I was very skeptical of data on Kubernetes when we first started, in part due to some initial experience with Kubernetes in 2018 but mostly due to prejudice against change. Overall it has worked out great. Here are 4 of many things we've learned.

1. Most modern databases are distributed systems. You don't just set up a single node but rather several or even dozens of nodes. Well-written operators make this relatively trivial even though it's quite complex underneath. In fact, the simplest way to learn how to set up a ClickHouse cluster is to bring it up under the operator and then look at the configuration on each container. That's how I learned it.

2. Kubernetes portability is overall quite good. We ported our cloud from AWS to GCP in 8 weeks. We've since expanded to run in many other environments as well.

3. We map ClickHouse server containers 1-to-1 to VMs spawned using Karpenter or native node groups. It makes it a lot easier to reason about performance, including things like network bandwidth to storage.

4. ClickHouse is still basically a shared nothing architecture where individual servers own patches of storage. Kubernetes enables a great scaling model if you use VMs attached to block storage--you can scale nodes from 2 to 64 vCPUs in a few minutes, plus you can easily extend volumes. This scaling model is in my opinion highy under-rated for databases. It's decoupled compute/storage that really works. With Kubernetes you get it essentially for free.

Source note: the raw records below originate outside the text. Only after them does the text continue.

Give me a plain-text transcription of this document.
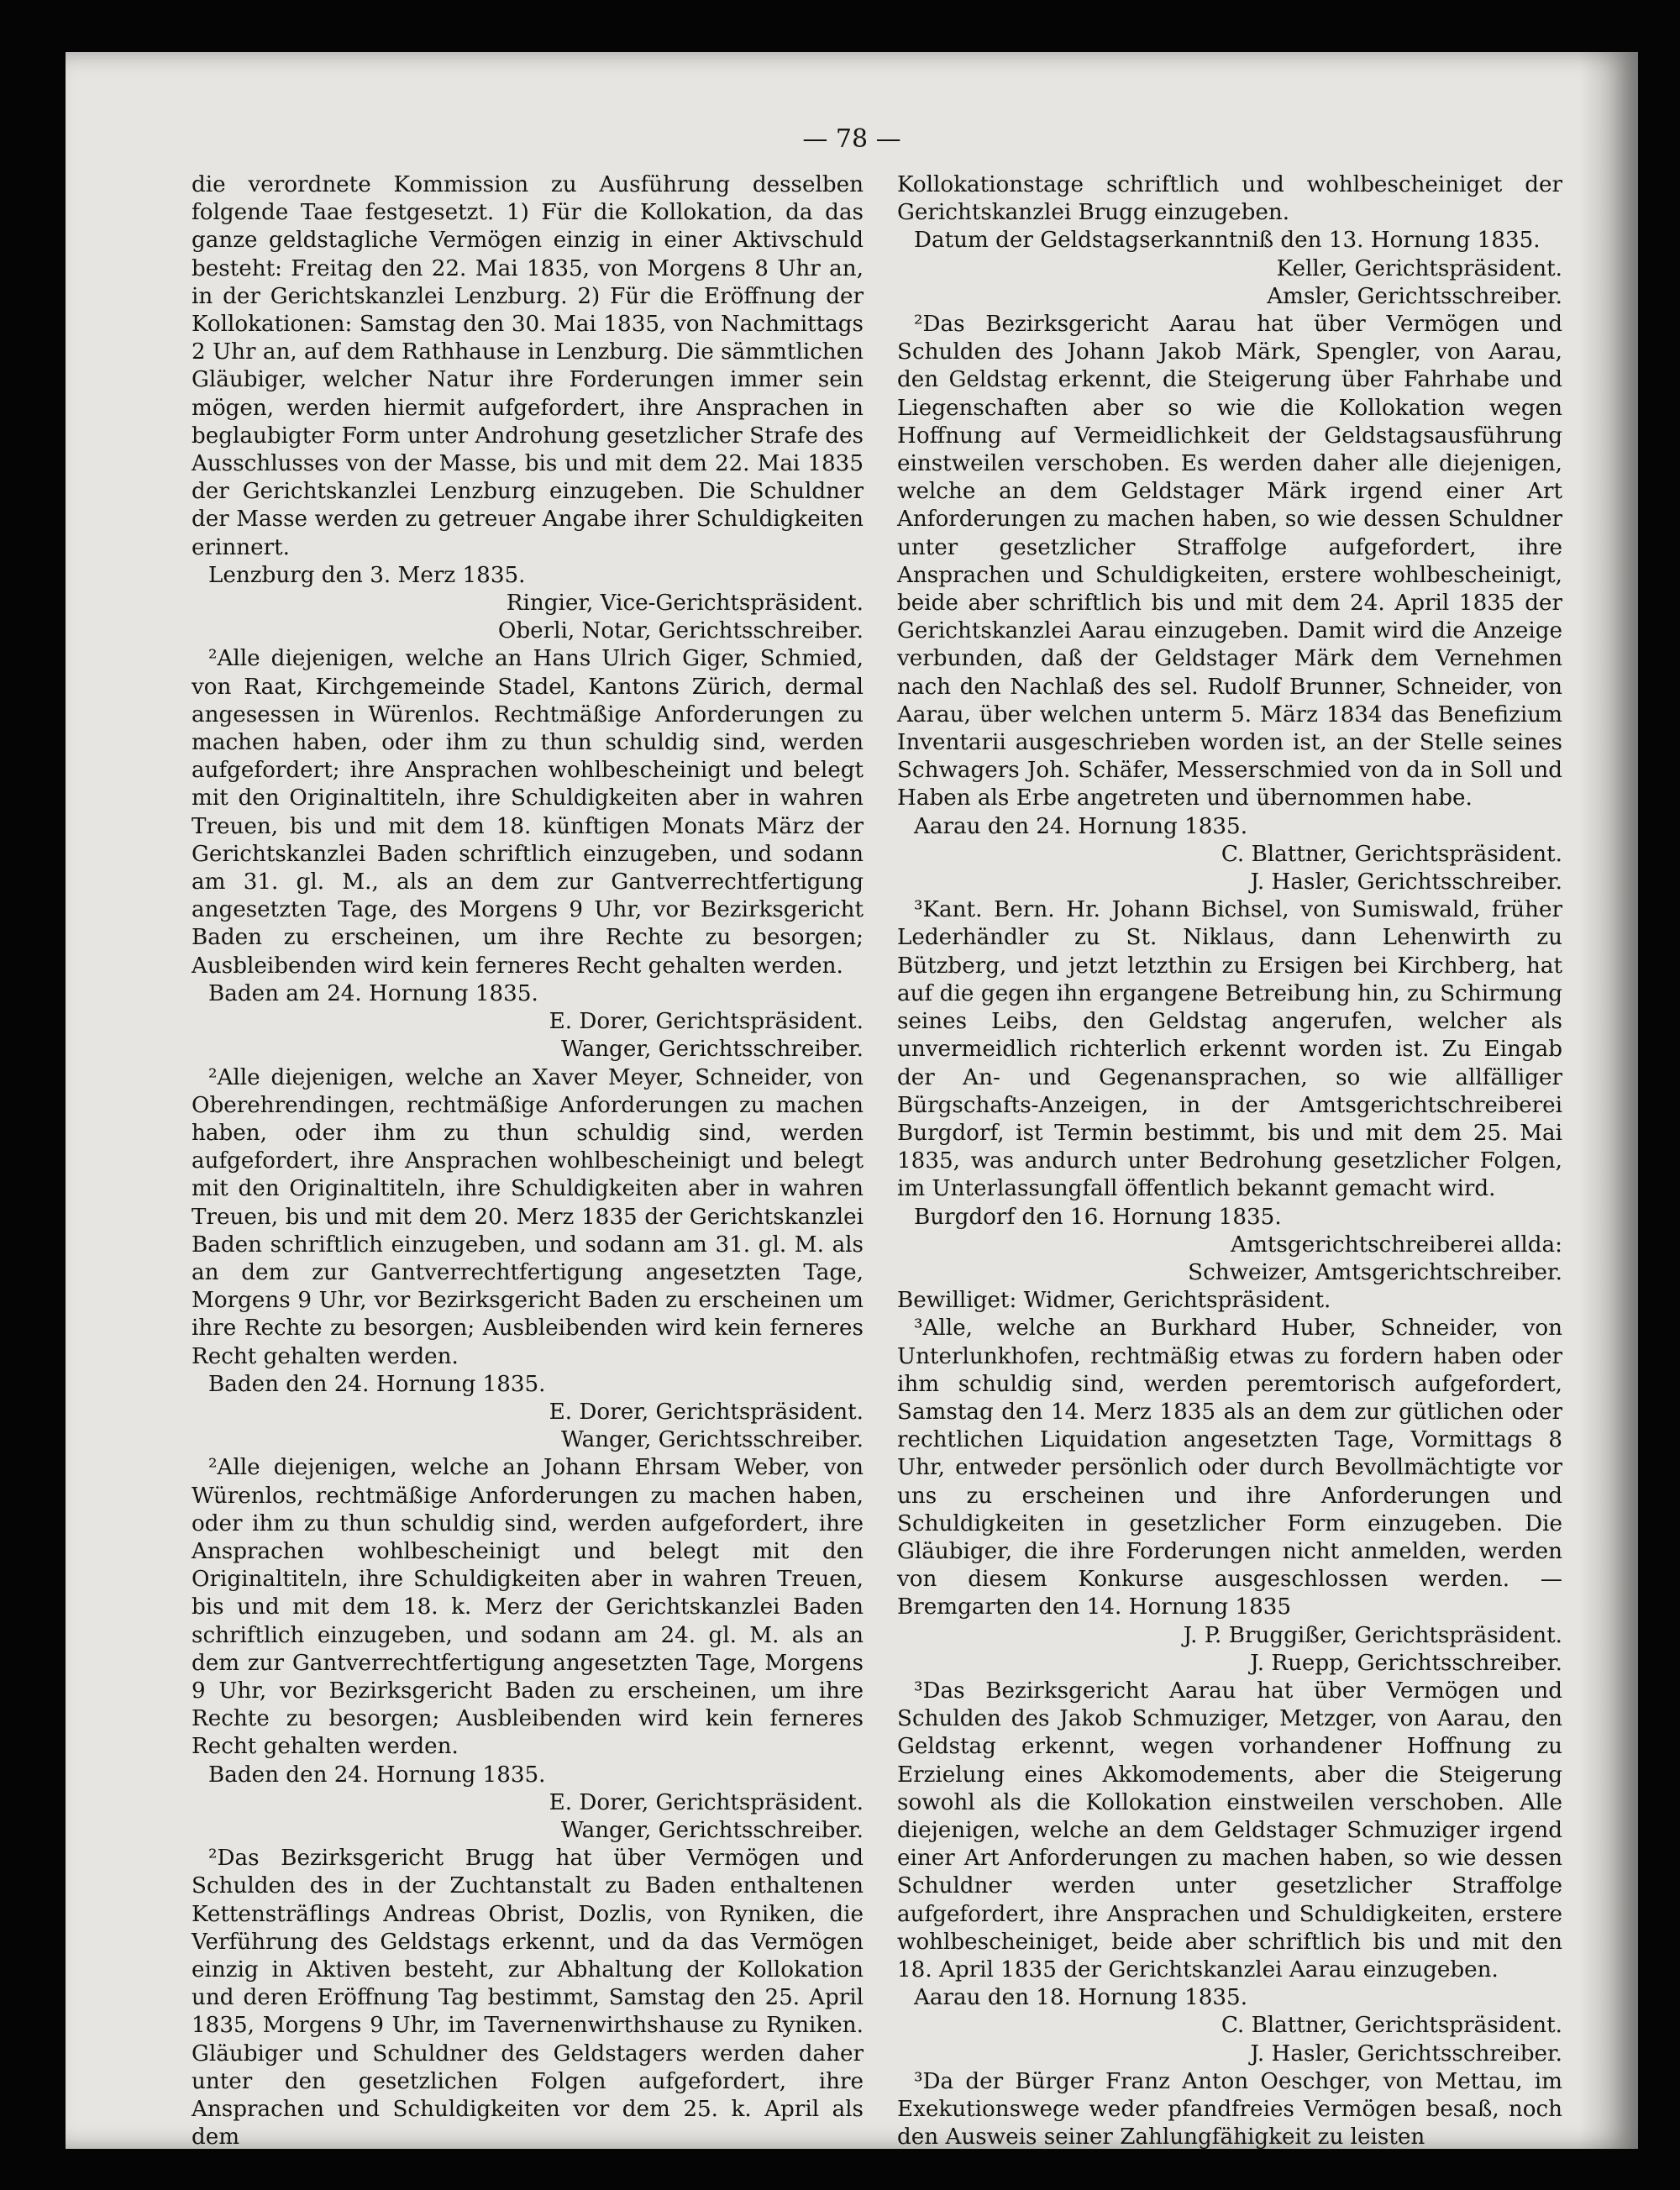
— 78 —
die verordnete Kommission zu Ausführung desselben folgende Taae festgesetzt. 1) Für die Kollokation, da das ganze geldstagliche Vermögen einzig in einer Aktivschuld besteht: Freitag den 22. Mai 1835, von Morgens 8 Uhr an, in der Gerichtskanzlei Lenzburg. 2) Für die Eröffnung der Kollokationen: Samstag den 30. Mai 1835, von Nachmittags 2 Uhr an, auf dem Rathhause in Lenzburg. Die sämmtlichen Gläubiger, welcher Natur ihre Forderungen immer sein mögen, werden hiermit aufgefordert, ihre Ansprachen in beglaubigter Form unter Androhung gesetzlicher Strafe des Ausschlusses von der Masse, bis und mit dem 22. Mai 1835 der Gerichtskanzlei Lenzburg einzugeben. Die Schuldner der Masse werden zu getreuer Angabe ihrer Schuldigkeiten erinnert.
Lenzburg den 3. Merz 1835.
Ringier, Vice-Gerichtspräsident.
Oberli, Notar, Gerichtsschreiber.
²Alle diejenigen, welche an Hans Ulrich Giger, Schmied, von Raat, Kirchgemeinde Stadel, Kantons Zürich, dermal angesessen in Würenlos. Rechtmäßige Anforderungen zu machen haben, oder ihm zu thun schuldig sind, werden aufgefordert; ihre Ansprachen wohlbescheinigt und belegt mit den Originaltiteln, ihre Schuldigkeiten aber in wahren Treuen, bis und mit dem 18. künftigen Monats März der Gerichtskanzlei Baden schriftlich einzugeben, und sodann am 31. gl. M., als an dem zur Gantverrechtfertigung angesetzten Tage, des Morgens 9 Uhr, vor Bezirksgericht Baden zu erscheinen, um ihre Rechte zu besorgen; Ausbleibenden wird kein ferneres Recht gehalten werden.
Baden am 24. Hornung 1835.
E. Dorer, Gerichtspräsident.
Wanger, Gerichtsschreiber.
²Alle diejenigen, welche an Xaver Meyer, Schneider, von Oberehrendingen, rechtmäßige Anforderungen zu machen haben, oder ihm zu thun schuldig sind, werden aufgefordert, ihre Ansprachen wohlbescheinigt und belegt mit den Originaltiteln, ihre Schuldigkeiten aber in wahren Treuen, bis und mit dem 20. Merz 1835 der Gerichtskanzlei Baden schriftlich einzugeben, und sodann am 31. gl. M. als an dem zur Gantverrechtfertigung angesetzten Tage, Morgens 9 Uhr, vor Bezirksgericht Baden zu erscheinen um ihre Rechte zu besorgen; Ausbleibenden wird kein ferneres Recht gehalten werden.
Baden den 24. Hornung 1835.
E. Dorer, Gerichtspräsident.
Wanger, Gerichtsschreiber.
²Alle diejenigen, welche an Johann Ehrsam Weber, von Würenlos, rechtmäßige Anforderungen zu machen haben, oder ihm zu thun schuldig sind, werden aufgefordert, ihre Ansprachen wohlbescheinigt und belegt mit den Originaltiteln, ihre Schuldigkeiten aber in wahren Treuen, bis und mit dem 18. k. Merz der Gerichtskanzlei Baden schriftlich einzugeben, und sodann am 24. gl. M. als an dem zur Gantverrechtfertigung angesetzten Tage, Morgens 9 Uhr, vor Bezirksgericht Baden zu erscheinen, um ihre Rechte zu besorgen; Ausbleibenden wird kein ferneres Recht gehalten werden.
Baden den 24. Hornung 1835.
E. Dorer, Gerichtspräsident.
Wanger, Gerichtsschreiber.
²Das Bezirksgericht Brugg hat über Vermögen und Schulden des in der Zuchtanstalt zu Baden enthaltenen Kettensträflings Andreas Obrist, Dozlis, von Ryniken, die Verführung des Geldstags erkennt, und da das Vermögen einzig in Aktiven besteht, zur Abhaltung der Kollokation und deren Eröffnung Tag bestimmt, Samstag den 25. April 1835, Morgens 9 Uhr, im Tavernenwirthshause zu Ryniken. Gläubiger und Schuldner des Geldstagers werden daher unter den gesetzlichen Folgen aufgefordert, ihre Ansprachen und Schuldigkeiten vor dem 25. k. April als dem
Kollokationstage schriftlich und wohlbescheiniget der Gerichtskanzlei Brugg einzugeben.
Datum der Geldstagserkanntniß den 13. Hornung 1835.
Keller, Gerichtspräsident.
Amsler, Gerichtsschreiber.
²Das Bezirksgericht Aarau hat über Vermögen und Schulden des Johann Jakob Märk, Spengler, von Aarau, den Geldstag erkennt, die Steigerung über Fahrhabe und Liegenschaften aber so wie die Kollokation wegen Hoffnung auf Vermeidlichkeit der Geldstagsausführung einstweilen verschoben. Es werden daher alle diejenigen, welche an dem Geldstager Märk irgend einer Art Anforderungen zu machen haben, so wie dessen Schuldner unter gesetzlicher Straffolge aufgefordert, ihre Ansprachen und Schuldigkeiten, erstere wohlbescheinigt, beide aber schriftlich bis und mit dem 24. April 1835 der Gerichtskanzlei Aarau einzugeben. Damit wird die Anzeige verbunden, daß der Geldstager Märk dem Vernehmen nach den Nachlaß des sel. Rudolf Brunner, Schneider, von Aarau, über welchen unterm 5. März 1834 das Benefizium Inventarii ausgeschrieben worden ist, an der Stelle seines Schwagers Joh. Schäfer, Messerschmied von da in Soll und Haben als Erbe angetreten und übernommen habe.
Aarau den 24. Hornung 1835.
C. Blattner, Gerichtspräsident.
J. Hasler, Gerichtsschreiber.
³Kant. Bern. Hr. Johann Bichsel, von Sumiswald, früher Lederhändler zu St. Niklaus, dann Lehenwirth zu Bützberg, und jetzt letzthin zu Ersigen bei Kirchberg, hat auf die gegen ihn ergangene Betreibung hin, zu Schirmung seines Leibs, den Geldstag angerufen, welcher als unvermeidlich richterlich erkennt worden ist. Zu Eingab der An- und Gegenansprachen, so wie allfälliger Bürgschafts-Anzeigen, in der Amtsgerichtschreiberei Burgdorf, ist Termin bestimmt, bis und mit dem 25. Mai 1835, was andurch unter Bedrohung gesetzlicher Folgen, im Unterlassungfall öffentlich bekannt gemacht wird.
Burgdorf den 16. Hornung 1835.
Amtsgerichtschreiberei allda:
Schweizer, Amtsgerichtschreiber.
Bewilliget: Widmer, Gerichtspräsident.
³Alle, welche an Burkhard Huber, Schneider, von Unterlunkhofen, rechtmäßig etwas zu fordern haben oder ihm schuldig sind, werden peremtorisch aufgefordert, Samstag den 14. Merz 1835 als an dem zur gütlichen oder rechtlichen Liquidation angesetzten Tage, Vormittags 8 Uhr, entweder persönlich oder durch Bevollmächtigte vor uns zu erscheinen und ihre Anforderungen und Schuldigkeiten in gesetzlicher Form einzugeben. Die Gläubiger, die ihre Forderungen nicht anmelden, werden von diesem Konkurse ausgeschlossen werden. — Bremgarten den 14. Hornung 1835
J. P. Bruggißer, Gerichtspräsident.
J. Ruepp, Gerichtsschreiber.
³Das Bezirksgericht Aarau hat über Vermögen und Schulden des Jakob Schmuziger, Metzger, von Aarau, den Geldstag erkennt, wegen vorhandener Hoffnung zu Erzielung eines Akkomodements, aber die Steigerung sowohl als die Kollokation einstweilen verschoben. Alle diejenigen, welche an dem Geldstager Schmuziger irgend einer Art Anforderungen zu machen haben, so wie dessen Schuldner werden unter gesetzlicher Straffolge aufgefordert, ihre Ansprachen und Schuldigkeiten, erstere wohlbescheiniget, beide aber schriftlich bis und mit den 18. April 1835 der Gerichtskanzlei Aarau einzugeben.
Aarau den 18. Hornung 1835.
C. Blattner, Gerichtspräsident.
J. Hasler, Gerichtsschreiber.
³Da der Bürger Franz Anton Oeschger, von Mettau, im Exekutionswege weder pfandfreies Vermögen besaß, noch den Ausweis seiner Zahlungfähigkeit zu leisten
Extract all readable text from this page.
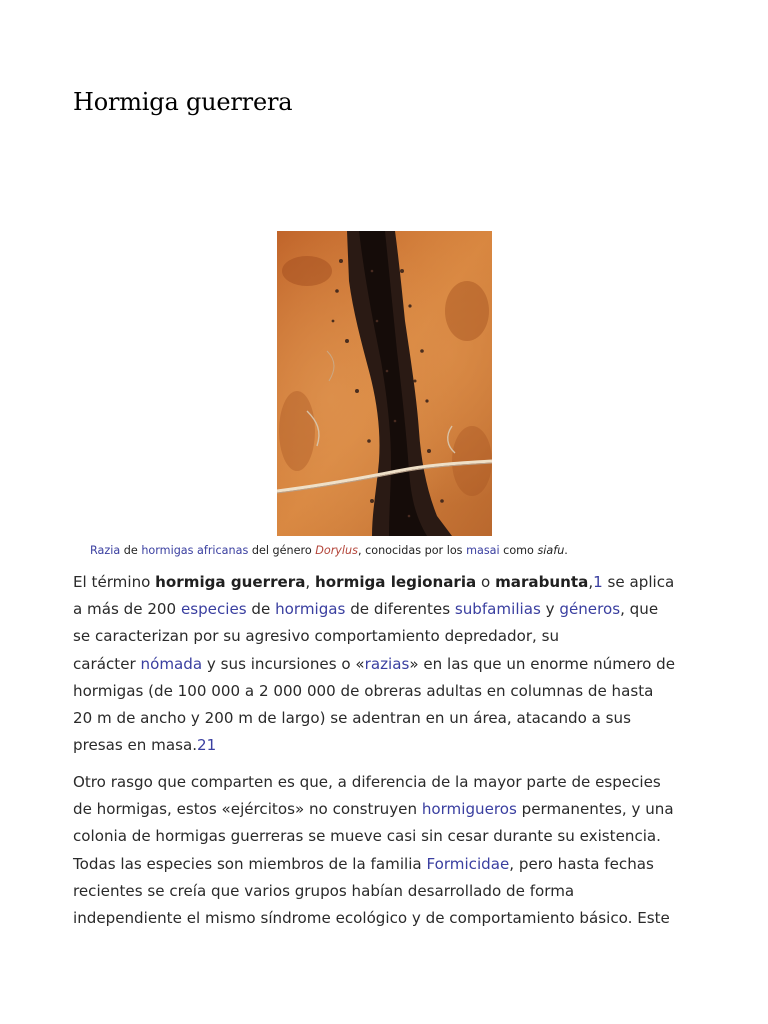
Hormiga guerrera
Razia de hormigas africanas del género Dorylus, conocidas por los masai como siafu.
El término hormiga guerrera, hormiga legionaria o marabunta,1 se aplica
a más de 200 especies de hormigas de diferentes subfamilias y géneros, que
se caracterizan por su agresivo comportamiento depredador, su
carácter nómada y sus incursiones o «razias» en las que un enorme número de
hormigas (de 100 000 a 2 000 000 de obreras adultas en columnas de hasta
20 m de ancho y 200 m de largo) se adentran en un área, atacando a sus
presas en masa.21
Otro rasgo que comparten es que, a diferencia de la mayor parte de especies
de hormigas, estos «ejércitos» no construyen hormigueros permanentes, y una
colonia de hormigas guerreras se mueve casi sin cesar durante su existencia.
Todas las especies son miembros de la familia Formicidae, pero hasta fechas
recientes se creía que varios grupos habían desarrollado de forma
independiente el mismo síndrome ecológico y de comportamiento básico. Este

It's not all roses. Containers create new failure modes. You can't just ssh in, look at logs, and fix things. Pod crash loops [0] can be very problematic. Certain failure modes like bad EBS volumes (kinda alive states) are hard fix if your operator cannot quickly replace a node. And operator bugs create a new class of very-hard-to-debug problems. The best solution to all of these problems is not to have them, which means you need to focus--often for years--on operator reliabily and your day 2 infrastucture, such as monitoring.

[0] https://altinity.com/blog/fixing-the-dreaded-clickhouse-cras...

Disclaimar: I work for Altinity